Scott Jan, Vaaler Arne E, Fasmer Ole Bernt, Morken Gunnar, Krane-Gartiser Karoline
Academic Psychiatry, Institute of Neuroscience, Newcastle University, Newcastle upon Tyne, UK.
Department of Neuroscience, NTNU, Norwegian University of Science and Technology, Trondheim, Norway.
Int J Bipolar Disord. 2017 Dec;5(1):5. doi: 10.1186/s40345-017-0076-6. Epub 2017 Mar 1.
Until recently, actigraphy studies in bipolar disorders focused on sleep rather than daytime activity in mania or depression, and have failed to analyse mixed episodes separately. Furthermore, even those studies that assessed activity parameters reported only mean levels rather than complexity or predictability of activity. We identified cases presenting in one of three acute phases of bipolar disorder and examined whether the application of non-linear dynamic models to the description of objectively measured activity can be used to predict case classification.
The sample comprised 34 adults who were hospitalized with an acute episode of mania (n = 16), bipolar depression (n = 12), or a mixed state (n = 6), who agreed to wear an actiwatch for a continuous period of 24 h.

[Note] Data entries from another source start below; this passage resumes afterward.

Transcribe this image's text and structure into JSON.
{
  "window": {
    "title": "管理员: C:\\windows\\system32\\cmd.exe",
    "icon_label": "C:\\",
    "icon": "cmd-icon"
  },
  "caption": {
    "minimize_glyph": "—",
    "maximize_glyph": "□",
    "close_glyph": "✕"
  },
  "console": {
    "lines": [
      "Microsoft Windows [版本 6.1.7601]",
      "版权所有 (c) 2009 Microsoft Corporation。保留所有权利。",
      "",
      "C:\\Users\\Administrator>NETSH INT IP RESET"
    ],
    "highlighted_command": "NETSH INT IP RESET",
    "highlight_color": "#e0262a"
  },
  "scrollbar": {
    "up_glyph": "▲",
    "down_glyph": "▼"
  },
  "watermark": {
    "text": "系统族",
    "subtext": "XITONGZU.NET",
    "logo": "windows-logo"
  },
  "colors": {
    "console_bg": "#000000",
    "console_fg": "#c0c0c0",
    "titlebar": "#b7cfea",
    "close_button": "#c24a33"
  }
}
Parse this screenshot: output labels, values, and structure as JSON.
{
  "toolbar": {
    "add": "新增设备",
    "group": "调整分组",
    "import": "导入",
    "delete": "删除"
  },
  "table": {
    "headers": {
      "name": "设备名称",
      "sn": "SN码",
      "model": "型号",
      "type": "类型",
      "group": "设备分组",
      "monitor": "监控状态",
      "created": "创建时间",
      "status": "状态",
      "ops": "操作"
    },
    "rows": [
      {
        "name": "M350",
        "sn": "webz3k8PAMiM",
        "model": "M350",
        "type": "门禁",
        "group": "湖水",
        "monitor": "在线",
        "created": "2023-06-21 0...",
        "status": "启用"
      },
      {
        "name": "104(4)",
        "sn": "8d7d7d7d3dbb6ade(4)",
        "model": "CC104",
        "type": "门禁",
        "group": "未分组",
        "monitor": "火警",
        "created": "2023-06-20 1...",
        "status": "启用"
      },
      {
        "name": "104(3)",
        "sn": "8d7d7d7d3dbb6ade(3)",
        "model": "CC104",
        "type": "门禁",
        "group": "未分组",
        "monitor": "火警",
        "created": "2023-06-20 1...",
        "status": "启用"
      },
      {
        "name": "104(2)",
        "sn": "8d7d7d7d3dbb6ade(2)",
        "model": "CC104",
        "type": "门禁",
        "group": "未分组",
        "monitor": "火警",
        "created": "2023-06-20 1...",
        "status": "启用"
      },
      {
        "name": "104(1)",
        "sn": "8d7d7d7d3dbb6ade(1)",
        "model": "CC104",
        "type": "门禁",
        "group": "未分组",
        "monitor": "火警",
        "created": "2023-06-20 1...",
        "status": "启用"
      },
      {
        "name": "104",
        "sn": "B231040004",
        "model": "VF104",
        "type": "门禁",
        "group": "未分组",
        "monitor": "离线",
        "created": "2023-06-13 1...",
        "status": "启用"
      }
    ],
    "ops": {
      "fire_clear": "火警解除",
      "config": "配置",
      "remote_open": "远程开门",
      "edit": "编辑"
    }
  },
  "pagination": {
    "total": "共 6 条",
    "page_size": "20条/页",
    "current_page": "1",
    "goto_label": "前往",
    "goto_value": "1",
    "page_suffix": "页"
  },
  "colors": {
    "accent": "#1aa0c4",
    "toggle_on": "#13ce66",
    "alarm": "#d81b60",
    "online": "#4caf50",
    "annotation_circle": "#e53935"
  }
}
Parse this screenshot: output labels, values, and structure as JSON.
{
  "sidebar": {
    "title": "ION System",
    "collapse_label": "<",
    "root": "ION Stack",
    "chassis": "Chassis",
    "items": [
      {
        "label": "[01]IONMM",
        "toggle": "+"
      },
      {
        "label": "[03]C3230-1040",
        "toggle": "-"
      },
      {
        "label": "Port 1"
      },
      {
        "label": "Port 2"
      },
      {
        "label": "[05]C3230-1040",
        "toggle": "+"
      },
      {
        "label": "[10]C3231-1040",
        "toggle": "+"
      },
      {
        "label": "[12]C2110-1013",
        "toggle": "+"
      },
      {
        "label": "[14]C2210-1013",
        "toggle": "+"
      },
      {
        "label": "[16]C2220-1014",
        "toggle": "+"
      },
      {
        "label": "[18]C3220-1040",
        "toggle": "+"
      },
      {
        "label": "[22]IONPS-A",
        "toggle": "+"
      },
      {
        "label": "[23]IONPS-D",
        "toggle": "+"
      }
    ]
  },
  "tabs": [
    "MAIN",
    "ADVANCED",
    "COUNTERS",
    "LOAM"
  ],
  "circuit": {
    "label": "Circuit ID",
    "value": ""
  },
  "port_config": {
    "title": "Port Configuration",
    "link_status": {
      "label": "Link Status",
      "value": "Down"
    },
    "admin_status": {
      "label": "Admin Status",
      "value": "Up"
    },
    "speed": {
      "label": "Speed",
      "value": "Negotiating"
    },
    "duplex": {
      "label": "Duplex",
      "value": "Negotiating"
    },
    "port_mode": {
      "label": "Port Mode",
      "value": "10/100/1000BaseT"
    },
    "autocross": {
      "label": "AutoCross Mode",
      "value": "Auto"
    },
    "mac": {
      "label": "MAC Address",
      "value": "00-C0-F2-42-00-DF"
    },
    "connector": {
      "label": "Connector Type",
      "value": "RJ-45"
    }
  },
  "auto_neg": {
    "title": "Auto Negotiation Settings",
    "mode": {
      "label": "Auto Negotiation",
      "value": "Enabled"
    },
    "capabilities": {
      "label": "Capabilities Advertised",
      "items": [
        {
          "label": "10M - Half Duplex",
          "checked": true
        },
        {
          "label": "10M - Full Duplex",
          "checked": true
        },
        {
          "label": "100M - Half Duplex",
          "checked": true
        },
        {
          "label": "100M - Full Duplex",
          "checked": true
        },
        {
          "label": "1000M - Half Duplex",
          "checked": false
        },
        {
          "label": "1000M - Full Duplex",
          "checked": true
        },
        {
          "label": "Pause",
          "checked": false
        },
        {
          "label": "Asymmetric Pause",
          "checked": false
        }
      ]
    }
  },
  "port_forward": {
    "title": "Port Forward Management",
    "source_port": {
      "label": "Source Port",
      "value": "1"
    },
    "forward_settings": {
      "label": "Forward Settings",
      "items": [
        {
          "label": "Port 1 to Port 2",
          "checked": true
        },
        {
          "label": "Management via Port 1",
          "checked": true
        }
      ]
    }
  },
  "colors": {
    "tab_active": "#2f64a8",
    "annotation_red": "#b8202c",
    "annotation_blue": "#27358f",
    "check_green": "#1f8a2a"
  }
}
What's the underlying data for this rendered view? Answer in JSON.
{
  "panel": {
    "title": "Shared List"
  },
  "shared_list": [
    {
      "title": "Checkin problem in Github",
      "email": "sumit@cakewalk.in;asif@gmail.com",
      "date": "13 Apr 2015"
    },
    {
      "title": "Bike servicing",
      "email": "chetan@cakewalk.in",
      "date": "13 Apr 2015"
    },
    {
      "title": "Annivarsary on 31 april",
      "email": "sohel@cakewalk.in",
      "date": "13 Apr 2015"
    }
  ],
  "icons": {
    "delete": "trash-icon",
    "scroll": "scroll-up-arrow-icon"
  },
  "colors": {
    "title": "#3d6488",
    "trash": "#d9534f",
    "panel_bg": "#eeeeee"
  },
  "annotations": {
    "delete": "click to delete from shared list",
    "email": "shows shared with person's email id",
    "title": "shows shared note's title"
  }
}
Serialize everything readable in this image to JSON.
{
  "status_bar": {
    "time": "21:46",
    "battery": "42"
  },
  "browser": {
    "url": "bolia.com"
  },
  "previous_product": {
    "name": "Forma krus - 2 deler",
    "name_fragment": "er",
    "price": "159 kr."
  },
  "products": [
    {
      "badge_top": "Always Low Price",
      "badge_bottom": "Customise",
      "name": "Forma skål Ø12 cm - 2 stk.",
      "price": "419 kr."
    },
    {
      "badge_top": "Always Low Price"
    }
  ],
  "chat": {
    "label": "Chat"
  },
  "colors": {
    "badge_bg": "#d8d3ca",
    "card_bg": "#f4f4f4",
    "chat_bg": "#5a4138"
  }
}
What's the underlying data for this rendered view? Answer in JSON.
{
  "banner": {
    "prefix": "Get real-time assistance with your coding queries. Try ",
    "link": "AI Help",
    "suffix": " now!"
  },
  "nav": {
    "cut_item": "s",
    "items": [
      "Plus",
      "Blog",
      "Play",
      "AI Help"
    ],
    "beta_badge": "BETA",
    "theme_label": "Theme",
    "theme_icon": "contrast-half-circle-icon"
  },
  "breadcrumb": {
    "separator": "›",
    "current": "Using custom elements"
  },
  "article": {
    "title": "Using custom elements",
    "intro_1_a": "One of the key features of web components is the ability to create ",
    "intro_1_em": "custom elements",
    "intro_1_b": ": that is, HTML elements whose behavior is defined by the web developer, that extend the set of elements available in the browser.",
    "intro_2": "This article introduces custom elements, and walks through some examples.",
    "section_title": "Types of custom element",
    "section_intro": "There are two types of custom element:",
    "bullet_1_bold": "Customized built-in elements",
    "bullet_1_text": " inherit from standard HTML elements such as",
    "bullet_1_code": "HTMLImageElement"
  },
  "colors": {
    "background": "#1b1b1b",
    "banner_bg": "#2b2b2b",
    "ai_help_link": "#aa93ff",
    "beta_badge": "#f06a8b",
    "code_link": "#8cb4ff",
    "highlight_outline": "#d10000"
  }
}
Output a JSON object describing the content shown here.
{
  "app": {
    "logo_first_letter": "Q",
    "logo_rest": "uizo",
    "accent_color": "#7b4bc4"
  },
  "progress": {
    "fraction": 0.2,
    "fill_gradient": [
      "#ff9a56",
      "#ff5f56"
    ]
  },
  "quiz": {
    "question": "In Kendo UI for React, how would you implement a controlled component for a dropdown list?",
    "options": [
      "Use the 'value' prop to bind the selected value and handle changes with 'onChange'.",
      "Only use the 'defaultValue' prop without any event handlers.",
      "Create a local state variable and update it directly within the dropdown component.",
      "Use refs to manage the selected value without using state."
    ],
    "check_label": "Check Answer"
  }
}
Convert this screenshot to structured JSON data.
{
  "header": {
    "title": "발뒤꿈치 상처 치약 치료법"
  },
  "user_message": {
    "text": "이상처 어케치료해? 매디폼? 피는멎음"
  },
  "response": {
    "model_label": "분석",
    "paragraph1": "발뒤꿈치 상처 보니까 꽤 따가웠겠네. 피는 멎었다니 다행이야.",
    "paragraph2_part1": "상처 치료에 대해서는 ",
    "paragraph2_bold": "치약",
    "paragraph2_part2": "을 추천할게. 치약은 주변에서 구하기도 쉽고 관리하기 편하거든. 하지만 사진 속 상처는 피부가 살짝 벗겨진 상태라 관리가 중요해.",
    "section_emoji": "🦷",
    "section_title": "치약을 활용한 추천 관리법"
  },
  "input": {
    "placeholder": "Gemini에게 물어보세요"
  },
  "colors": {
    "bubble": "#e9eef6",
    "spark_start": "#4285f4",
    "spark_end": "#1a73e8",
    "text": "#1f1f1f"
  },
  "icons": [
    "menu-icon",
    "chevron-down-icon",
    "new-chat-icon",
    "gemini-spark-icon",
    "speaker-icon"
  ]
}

Mean level, variability, regularity, entropy, and predictability of activity were recorded for a defined 64-min active morning and active evening period. Discriminant function analysis was used to determine the combination of variables that best classified cases based on phase of illness.
The model identified two discriminant functions: the first was statistically significant and correlated with intra-individual fluctuation in activity and regularity of activity (sample entropy) in the active morning period; the second correlated with several measures of activity from the evening period (e.g. Fourier analysis, autocorrelation, sample entropy). A classification table generated from both functions correctly classified 79% of all cases based on phase of illness (χ = 36.21; df 4; p = 0.001). However, 42% of bipolar depression cases were misclassified as being in manic phase.
The findings should be treated with caution as this was a small-scale pilot study and we did not control for prescribed treatments, medication adherence, etc. However, the insights gained should encourage more widespread adoption of statistical approaches to the classification of cases alongside the application of more sophisticated modelling of activity patterns. The difficulty of accurately classifying cases of bipolar depression requires further research, as it is unclear whether the lower prediction rate reflects weaknesses in a model based only on actigraphy data, or if it reflects clinical reality i.e. the possibility that there may be more than one subtype of bipolar depression.
直到最近,双相情感障碍的活动记录仪研究主要关注睡眠,而非躁狂或抑郁发作时的日间活动,并且未能单独分析混合发作。此外,即使那些评估活动参数的研究也仅报告了平均水平,而非活动的复杂性或可预测性。我们确定了双相情感障碍三个急性期之一的病例,并研究了应用非线性动力学模型来描述客观测量的活动是否可用于预测病例分类。
样本包括34名因躁狂急性发作(n = 16)、双相抑郁(n = 12)或混合状态(n = 6)而住院的成年人,他们同意连续佩戴活动记录仪24小时。在确定的64分钟上午活动期和晚上活动期记录活动的平均水平、变异性、规律性、熵和可预测性。判别函数分析用于确定基于疾病阶段对病例进行最佳分类的变量组合。
该模型确定了两个判别函数:第一个具有统计学意义,与上午活动期活动的个体内波动和活动规律性(样本熵)相关;第二个与晚上活动期的多项活动测量指标相关(如傅里叶分析、自相关、样本熵)。由这两个函数生成的分类表根据疾病阶段正确分类了79%的所有病例(χ = 36.21;自由度4;p = 0.001)。然而,42%的双相抑郁病例被错误分类为躁狂期。
由于这是一项小规模的试点研究,且我们未对规定治疗、药物依从性等进行控制,因此这些发现应谨慎对待。然而,所获得的见解应鼓励更广泛地采用统计方法对病例进行分类,并同时应用更复杂的活动模式建模。准确分类双相抑郁病例存在困难,这需要进一步研究,因为尚不清楚较低的预测率是反映了仅基于活动记录仪数据的模型的弱点,还是反映了临床现实,即双相抑郁可能存在不止一种亚型的可能性。